Rebate Reality in BC
This part matters because people build payback stories around rebates all the time.
BC Hydro’s residential page says battery rebates can be up to $1,500 when installed with solar, or up to $5,000 if the battery is enrolled in Peak Saver and meets the program rules. We also keep a broader BC solar rebate guide on the site. Source: BC Hydro solar and battery rebates
Here’s the catch. A big one.
BC Hydro also states that Tesla products are not eligible for its residential solar and battery rebates. Source: BC Hydro solar and battery rebates
So if someone is selling you a Tesla Powerwall based on BC Hydro rebate math, the numbers are already off. Start there.
Tip for battery buyers: ask your installer to show you the quote twice — once with rebates, once without — and ask them to name the exact product eligibility page in writing.
Should You Buy Solar Panels in BC Without a Battery?
For many homes, yes. Absolutely yes.
Solar panels still make sense in BC for households with solid roof exposure, good daytime production, and a plan to offset enough of their own consumption over time. What changes in 2026 is the value of exports for new customers, which means system sizing and self-consumption matter more than before. Source: BC Hydro self-generation rate updates
That pushes buyers to think smarter. Not bigger.
A well-sized solar system often beats an oversized solar-plus-battery package on pure financial return. Same logic applies to many small commercial properties too: if the site needs backup or operational continuity, storage has a role; if the goal is simple energy savings in BC’s relatively low-rate environment, solar usually deserves the budget first.
My Take
Here it is.
If you’re a legacy BC net metering customer, a battery is usually a weak move for bill savings. Grid credits already did the heavy lifting.
If you’re a new BC self-generation customer after July 1, 2026, a battery gets more relevant, but mostly because export compensation drops to 10¢/kWh. Even then, for many homes, the spread still isn’t rich enough to justify a costly battery on savings alone.
Backup power changes the story. Bill savings don’t.
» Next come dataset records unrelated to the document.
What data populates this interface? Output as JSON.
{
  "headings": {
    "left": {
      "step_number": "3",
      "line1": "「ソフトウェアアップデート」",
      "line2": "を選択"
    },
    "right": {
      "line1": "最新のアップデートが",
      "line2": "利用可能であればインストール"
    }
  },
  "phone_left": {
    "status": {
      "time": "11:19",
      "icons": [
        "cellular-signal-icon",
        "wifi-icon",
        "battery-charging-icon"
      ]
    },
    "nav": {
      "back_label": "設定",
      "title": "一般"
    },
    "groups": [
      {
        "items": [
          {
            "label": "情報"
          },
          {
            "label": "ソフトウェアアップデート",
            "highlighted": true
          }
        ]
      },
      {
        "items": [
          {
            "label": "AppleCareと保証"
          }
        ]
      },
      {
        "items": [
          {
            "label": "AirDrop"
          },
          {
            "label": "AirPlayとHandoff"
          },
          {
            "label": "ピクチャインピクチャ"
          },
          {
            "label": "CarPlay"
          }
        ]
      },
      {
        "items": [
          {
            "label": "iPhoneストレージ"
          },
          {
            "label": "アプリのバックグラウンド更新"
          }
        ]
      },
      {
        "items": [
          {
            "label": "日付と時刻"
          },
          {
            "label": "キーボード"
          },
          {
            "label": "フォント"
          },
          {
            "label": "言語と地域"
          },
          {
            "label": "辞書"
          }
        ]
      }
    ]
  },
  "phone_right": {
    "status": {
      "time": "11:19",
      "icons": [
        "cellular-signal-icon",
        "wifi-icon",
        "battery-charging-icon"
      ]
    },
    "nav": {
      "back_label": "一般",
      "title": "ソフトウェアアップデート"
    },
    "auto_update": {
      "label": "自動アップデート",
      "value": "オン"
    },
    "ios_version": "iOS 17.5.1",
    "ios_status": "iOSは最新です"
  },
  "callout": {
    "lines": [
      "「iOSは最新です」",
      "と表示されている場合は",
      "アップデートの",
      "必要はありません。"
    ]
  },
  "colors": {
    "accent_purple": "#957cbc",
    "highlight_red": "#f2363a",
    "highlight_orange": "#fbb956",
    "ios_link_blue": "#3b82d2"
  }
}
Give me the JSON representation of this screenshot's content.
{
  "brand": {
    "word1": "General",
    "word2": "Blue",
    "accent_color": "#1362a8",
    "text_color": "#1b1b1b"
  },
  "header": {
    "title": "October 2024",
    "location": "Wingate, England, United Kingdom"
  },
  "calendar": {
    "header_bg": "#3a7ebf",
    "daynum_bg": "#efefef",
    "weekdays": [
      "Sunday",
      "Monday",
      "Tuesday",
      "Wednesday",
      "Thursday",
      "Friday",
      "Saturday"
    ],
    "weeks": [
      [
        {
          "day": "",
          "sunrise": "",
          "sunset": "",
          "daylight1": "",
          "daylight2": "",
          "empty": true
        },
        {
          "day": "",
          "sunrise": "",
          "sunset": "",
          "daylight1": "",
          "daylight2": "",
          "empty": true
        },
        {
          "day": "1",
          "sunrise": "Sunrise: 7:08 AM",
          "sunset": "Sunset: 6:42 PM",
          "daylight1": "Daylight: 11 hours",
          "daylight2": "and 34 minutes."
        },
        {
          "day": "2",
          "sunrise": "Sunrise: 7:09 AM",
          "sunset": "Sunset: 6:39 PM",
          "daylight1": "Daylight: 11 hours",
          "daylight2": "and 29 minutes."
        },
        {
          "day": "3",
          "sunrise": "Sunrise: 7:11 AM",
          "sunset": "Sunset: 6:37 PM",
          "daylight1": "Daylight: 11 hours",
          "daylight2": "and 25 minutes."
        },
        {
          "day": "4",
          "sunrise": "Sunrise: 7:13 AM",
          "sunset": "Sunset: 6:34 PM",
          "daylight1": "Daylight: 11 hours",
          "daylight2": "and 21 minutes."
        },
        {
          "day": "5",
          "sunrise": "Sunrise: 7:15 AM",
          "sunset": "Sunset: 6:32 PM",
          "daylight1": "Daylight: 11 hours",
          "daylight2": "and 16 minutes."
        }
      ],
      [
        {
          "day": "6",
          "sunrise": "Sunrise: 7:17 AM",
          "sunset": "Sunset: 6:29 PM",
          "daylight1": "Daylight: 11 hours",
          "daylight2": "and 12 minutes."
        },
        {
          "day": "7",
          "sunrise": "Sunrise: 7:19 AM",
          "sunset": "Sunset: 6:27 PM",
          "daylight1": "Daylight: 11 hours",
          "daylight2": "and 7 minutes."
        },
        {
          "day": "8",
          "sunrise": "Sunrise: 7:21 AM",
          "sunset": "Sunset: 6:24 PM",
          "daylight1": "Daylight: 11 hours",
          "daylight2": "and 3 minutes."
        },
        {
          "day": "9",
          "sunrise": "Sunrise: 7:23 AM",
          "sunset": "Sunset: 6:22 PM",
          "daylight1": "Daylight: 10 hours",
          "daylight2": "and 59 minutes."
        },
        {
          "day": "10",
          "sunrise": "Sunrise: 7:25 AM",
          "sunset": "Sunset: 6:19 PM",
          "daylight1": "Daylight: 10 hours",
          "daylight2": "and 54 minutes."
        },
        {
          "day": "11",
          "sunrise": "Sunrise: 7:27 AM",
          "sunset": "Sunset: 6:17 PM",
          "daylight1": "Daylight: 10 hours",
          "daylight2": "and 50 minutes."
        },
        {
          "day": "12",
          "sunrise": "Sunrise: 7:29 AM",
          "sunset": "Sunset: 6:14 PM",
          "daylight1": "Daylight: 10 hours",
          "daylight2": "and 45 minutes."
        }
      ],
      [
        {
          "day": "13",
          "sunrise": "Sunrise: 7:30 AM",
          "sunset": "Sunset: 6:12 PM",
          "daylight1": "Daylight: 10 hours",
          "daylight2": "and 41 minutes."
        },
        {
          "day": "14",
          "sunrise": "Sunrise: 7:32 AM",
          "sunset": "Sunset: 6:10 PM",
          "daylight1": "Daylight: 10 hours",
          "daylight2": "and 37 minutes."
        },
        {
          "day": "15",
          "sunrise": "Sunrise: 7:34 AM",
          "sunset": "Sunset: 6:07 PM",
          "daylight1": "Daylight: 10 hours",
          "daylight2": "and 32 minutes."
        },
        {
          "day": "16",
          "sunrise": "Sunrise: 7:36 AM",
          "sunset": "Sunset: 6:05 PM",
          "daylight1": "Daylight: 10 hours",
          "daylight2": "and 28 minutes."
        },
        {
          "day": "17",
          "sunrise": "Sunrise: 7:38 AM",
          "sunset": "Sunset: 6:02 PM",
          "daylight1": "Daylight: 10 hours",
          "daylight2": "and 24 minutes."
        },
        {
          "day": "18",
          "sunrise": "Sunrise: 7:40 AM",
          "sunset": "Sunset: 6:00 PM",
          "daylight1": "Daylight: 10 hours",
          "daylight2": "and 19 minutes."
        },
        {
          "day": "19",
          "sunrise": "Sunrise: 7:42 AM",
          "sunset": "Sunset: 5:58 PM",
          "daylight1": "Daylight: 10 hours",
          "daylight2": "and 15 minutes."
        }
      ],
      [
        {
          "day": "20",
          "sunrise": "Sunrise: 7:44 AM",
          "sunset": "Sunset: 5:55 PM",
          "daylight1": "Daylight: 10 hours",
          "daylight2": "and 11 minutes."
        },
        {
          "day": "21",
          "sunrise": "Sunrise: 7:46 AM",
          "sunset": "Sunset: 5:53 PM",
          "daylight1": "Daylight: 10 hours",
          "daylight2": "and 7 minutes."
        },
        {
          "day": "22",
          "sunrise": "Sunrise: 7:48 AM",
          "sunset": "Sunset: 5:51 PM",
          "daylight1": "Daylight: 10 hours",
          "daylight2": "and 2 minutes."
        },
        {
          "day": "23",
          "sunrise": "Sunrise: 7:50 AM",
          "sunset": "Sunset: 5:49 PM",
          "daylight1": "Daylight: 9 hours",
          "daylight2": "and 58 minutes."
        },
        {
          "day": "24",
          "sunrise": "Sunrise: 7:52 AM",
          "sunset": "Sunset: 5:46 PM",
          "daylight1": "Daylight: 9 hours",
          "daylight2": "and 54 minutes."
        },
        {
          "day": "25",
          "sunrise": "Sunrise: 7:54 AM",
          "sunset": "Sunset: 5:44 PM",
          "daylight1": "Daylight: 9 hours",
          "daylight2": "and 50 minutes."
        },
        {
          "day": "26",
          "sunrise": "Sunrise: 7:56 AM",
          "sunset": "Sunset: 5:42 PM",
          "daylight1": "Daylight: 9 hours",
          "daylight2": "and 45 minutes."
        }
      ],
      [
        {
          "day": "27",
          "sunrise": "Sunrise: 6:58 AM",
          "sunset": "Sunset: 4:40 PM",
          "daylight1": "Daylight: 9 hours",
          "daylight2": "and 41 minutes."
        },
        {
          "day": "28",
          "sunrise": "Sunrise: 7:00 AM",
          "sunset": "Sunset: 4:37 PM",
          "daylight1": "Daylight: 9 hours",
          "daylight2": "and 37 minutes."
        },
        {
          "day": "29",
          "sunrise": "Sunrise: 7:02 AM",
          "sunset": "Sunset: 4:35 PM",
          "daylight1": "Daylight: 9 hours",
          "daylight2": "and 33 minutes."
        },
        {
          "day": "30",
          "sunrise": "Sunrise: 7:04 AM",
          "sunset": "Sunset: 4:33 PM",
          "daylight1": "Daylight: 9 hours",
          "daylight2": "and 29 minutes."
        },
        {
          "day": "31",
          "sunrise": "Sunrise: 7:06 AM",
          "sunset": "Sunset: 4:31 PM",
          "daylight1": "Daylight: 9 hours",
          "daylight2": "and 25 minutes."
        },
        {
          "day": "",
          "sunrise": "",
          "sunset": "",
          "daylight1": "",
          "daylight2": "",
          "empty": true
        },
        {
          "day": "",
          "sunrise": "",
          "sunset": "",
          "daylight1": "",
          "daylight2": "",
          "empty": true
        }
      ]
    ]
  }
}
Buy solar first. Add storage only when the reason is real.
FAQ
Is net metering ending in BC?
Old-style net metering is closing to new customers on July 1, 2026. Existing customers can stay on the old setup for 10 years from their service start date. Source: BC Hydro self-generation rate updates
Does that mean batteries suddenly make sense for everyone?
No. New export rules improve the battery case a bit, but BC electricity prices are still low enough that battery payback often stays slow.
Will my solar panels work during a power outage without a battery?
Usually no. Standard grid-tied solar systems shut down during outages for safety unless you have equipment that supports backup operation. Source: BC Hydro distributed generation requirements
Are Tesla Powerwalls eligible for BC Hydro rebates?
No. BC Hydro’s current residential rebate page says Tesla products are not eligible. Source: BC Hydro solar and battery rebates
What is the export rate for new BC self-generation customers?
BC Hydro says excess generation under RS 2289 will be purchased at 10¢/kWh. Source: BC Hydro self-generation rate updates
Should I skip a battery and just buy more solar panels?
For many BC homes, yes. A well-sized solar system usually gives stronger value than stretching the budget into battery storage too early.
When is a battery worth it in BC?
A battery is worth a serious look when outage protection matters, evening self-use is important, and your installer can show clear math using your real load profile and current BC Hydro rules.